Ford’s completed history was published in two editions. Pages were sized at 8 ½ by 5 ½ inches, with a larger edition sized at approximately 10 ½ by around 8 ½ inches – though the same printing blocks and plates were used in both editions. It’s not known how many of each edition were published, or the print-run of the parts.
Ford and his father were well-known in Chesterfield as stationers, printers and booksellers. As we have discussed, Thomas had published ‘Figaro in Chesterfield’, from his then office at New Square, during the early 1830s.
Thomas Ford sold the printing business, by then at Irongate in the Shambles, at auction, in early March 1841. By June 1841 C Gallimore is advertising his takeover of the former Ford business at the shop in Irongate. The Gallimore enterprise actually consisted of brothers, who were Quakers and also printers. Their father was a well-known auctioneer. Both Ford and the Gallimores also sold patent medicines. The Gallimores were selling up in Jun 1864. They were followed into the building by another Chesterfield printer – John Edward Roberts – who was there in August 1867.
In 1872 an RJ Smithson (also a printer) is trading from Ford’s and Gallimores’ old shop. Later, in October 1881, the premises were described as ‘desolate’. In June 1886, it was advertised as to let, complete with five large rooms above the shop, ‘formerly occupied by Messrs Gallimore’.
Hard times
Thomas Ford was living in London by the 1851 census with his wife, daughter and two sons. His residence contained a total of 15 people. He died in London on the 28 November 1859, aged 58. He had been pursuing his former business – in 1854 he is noted as publishing books and pamphlets from his premises in Gloucester Street, Queen Square.
We don’t know why he moved to London and exactly when – but further research may reveal this. He had apparently fallen on somewhat hard-times before his death. An unfitting end to someone who had contributed, at the least with Robert Wallace, and certainly printed, what is still regarded as an important source for the history of Chesterfield.
Sources
We’ve used the following sources in this post:
Non-conformist and non-parochial registers – Elder Yard Chapel (TNA RG4/516).

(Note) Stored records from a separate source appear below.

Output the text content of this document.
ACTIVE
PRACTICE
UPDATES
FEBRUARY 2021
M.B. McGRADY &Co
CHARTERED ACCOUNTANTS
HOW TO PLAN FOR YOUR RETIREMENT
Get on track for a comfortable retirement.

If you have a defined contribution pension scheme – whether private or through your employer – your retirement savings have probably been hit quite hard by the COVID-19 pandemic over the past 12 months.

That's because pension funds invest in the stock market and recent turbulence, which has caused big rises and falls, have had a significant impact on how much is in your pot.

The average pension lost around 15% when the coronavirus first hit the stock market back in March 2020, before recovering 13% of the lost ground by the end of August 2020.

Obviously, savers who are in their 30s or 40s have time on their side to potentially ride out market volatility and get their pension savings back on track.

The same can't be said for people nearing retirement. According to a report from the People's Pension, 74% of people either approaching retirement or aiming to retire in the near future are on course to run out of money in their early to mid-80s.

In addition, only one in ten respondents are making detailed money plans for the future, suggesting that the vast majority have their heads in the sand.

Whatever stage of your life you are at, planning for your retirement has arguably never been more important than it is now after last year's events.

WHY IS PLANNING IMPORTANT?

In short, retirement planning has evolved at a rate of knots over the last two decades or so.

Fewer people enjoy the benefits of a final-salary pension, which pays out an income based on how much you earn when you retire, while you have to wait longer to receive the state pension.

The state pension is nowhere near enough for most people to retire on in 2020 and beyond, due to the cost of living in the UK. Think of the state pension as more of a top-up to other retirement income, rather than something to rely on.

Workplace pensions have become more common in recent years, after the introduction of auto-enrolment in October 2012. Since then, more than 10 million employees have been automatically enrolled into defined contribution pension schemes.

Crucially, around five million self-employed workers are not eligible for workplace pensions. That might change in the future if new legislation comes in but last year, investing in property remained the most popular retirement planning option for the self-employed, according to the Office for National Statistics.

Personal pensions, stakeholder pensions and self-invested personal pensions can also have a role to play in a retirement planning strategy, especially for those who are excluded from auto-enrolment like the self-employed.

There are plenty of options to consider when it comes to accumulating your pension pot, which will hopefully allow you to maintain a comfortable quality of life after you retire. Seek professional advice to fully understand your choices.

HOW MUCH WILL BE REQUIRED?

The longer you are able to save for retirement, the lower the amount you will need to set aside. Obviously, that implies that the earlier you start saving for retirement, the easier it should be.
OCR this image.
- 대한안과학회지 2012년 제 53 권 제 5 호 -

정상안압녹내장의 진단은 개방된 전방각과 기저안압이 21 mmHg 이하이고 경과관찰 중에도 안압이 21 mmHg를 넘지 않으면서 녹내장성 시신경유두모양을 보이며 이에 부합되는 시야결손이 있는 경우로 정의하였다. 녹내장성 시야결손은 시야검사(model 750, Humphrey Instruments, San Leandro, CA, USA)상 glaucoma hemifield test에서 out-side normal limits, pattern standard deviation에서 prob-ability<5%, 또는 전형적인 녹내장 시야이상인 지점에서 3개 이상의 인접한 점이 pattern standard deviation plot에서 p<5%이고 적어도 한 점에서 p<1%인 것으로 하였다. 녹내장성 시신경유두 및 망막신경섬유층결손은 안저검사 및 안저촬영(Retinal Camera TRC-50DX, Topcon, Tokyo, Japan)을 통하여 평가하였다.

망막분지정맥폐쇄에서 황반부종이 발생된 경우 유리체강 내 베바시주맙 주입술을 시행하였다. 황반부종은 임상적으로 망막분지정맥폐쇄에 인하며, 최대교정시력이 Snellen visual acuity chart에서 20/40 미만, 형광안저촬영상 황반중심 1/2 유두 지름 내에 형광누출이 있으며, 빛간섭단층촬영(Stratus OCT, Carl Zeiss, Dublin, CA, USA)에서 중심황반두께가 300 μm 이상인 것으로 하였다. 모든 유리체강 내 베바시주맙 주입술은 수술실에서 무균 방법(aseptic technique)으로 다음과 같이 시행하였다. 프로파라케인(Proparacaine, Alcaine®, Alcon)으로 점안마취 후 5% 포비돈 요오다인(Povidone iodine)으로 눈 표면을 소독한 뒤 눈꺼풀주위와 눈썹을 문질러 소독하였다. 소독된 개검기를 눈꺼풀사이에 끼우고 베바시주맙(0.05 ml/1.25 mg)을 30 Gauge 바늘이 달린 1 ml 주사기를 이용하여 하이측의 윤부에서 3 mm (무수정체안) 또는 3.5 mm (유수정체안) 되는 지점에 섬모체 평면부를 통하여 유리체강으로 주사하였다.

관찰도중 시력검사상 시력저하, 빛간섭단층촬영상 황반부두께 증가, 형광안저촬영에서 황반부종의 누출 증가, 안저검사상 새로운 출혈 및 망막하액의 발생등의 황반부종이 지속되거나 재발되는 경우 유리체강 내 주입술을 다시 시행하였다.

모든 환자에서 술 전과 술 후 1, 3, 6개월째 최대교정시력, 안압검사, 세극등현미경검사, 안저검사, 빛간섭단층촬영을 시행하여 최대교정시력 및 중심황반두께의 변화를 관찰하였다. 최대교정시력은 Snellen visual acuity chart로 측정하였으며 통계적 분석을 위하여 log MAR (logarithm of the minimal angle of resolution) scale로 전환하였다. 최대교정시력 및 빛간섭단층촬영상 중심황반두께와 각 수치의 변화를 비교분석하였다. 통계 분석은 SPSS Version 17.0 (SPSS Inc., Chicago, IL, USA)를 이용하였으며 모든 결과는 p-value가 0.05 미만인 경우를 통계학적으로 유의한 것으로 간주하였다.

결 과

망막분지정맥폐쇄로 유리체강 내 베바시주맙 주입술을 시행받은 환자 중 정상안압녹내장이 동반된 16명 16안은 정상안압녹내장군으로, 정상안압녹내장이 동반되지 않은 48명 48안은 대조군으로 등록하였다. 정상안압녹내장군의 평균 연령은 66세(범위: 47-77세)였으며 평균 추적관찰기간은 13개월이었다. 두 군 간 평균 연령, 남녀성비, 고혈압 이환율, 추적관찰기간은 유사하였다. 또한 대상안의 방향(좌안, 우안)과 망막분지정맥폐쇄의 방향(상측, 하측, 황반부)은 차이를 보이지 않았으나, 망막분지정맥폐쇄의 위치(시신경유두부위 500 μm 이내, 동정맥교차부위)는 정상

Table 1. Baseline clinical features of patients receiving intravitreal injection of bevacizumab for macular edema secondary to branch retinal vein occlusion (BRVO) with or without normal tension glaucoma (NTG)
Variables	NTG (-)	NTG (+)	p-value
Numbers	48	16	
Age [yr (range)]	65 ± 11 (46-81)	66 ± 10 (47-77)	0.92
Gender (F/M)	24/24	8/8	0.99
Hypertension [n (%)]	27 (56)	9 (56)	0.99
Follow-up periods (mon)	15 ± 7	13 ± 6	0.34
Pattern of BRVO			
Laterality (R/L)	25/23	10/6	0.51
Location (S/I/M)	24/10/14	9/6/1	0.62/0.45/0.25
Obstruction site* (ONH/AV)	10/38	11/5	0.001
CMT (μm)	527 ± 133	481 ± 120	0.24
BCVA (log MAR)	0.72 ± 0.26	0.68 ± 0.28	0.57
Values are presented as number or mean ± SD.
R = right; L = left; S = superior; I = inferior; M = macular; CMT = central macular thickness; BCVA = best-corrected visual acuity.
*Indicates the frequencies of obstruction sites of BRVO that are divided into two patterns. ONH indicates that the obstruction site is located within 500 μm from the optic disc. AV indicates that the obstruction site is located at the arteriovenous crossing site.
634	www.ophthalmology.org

Derbyshire Courier 21 January 1837, 4 March 1837, 17 February 1838, 16 February 1839, 16 March 1839, 25 May 1839, 20 February and 5 June 1841, 27 August 1853, 3 June 1854, 10 December 1859, 24 September 1859, 20 February 1841, 10 January 1874 and 13 January 1877, 15 September 1881, 22 June 1886.
Derbyshire Times, 18 June 1864, 17 and 28 September 1867, 21 December 1872.
Vallance and Robinson, The history of Elder Yard Chapel, Chesterfield (1967)
Pendleton and Jacques, Modern Chesterfield, 1903
Pendleton (‘Tatler’), Old and new Chesterfield (1882)
This account was edited on 15 May 2023 to include new information on the possible site of Ford’s Irongate shop. Our thanks to Janet Murphy for this information.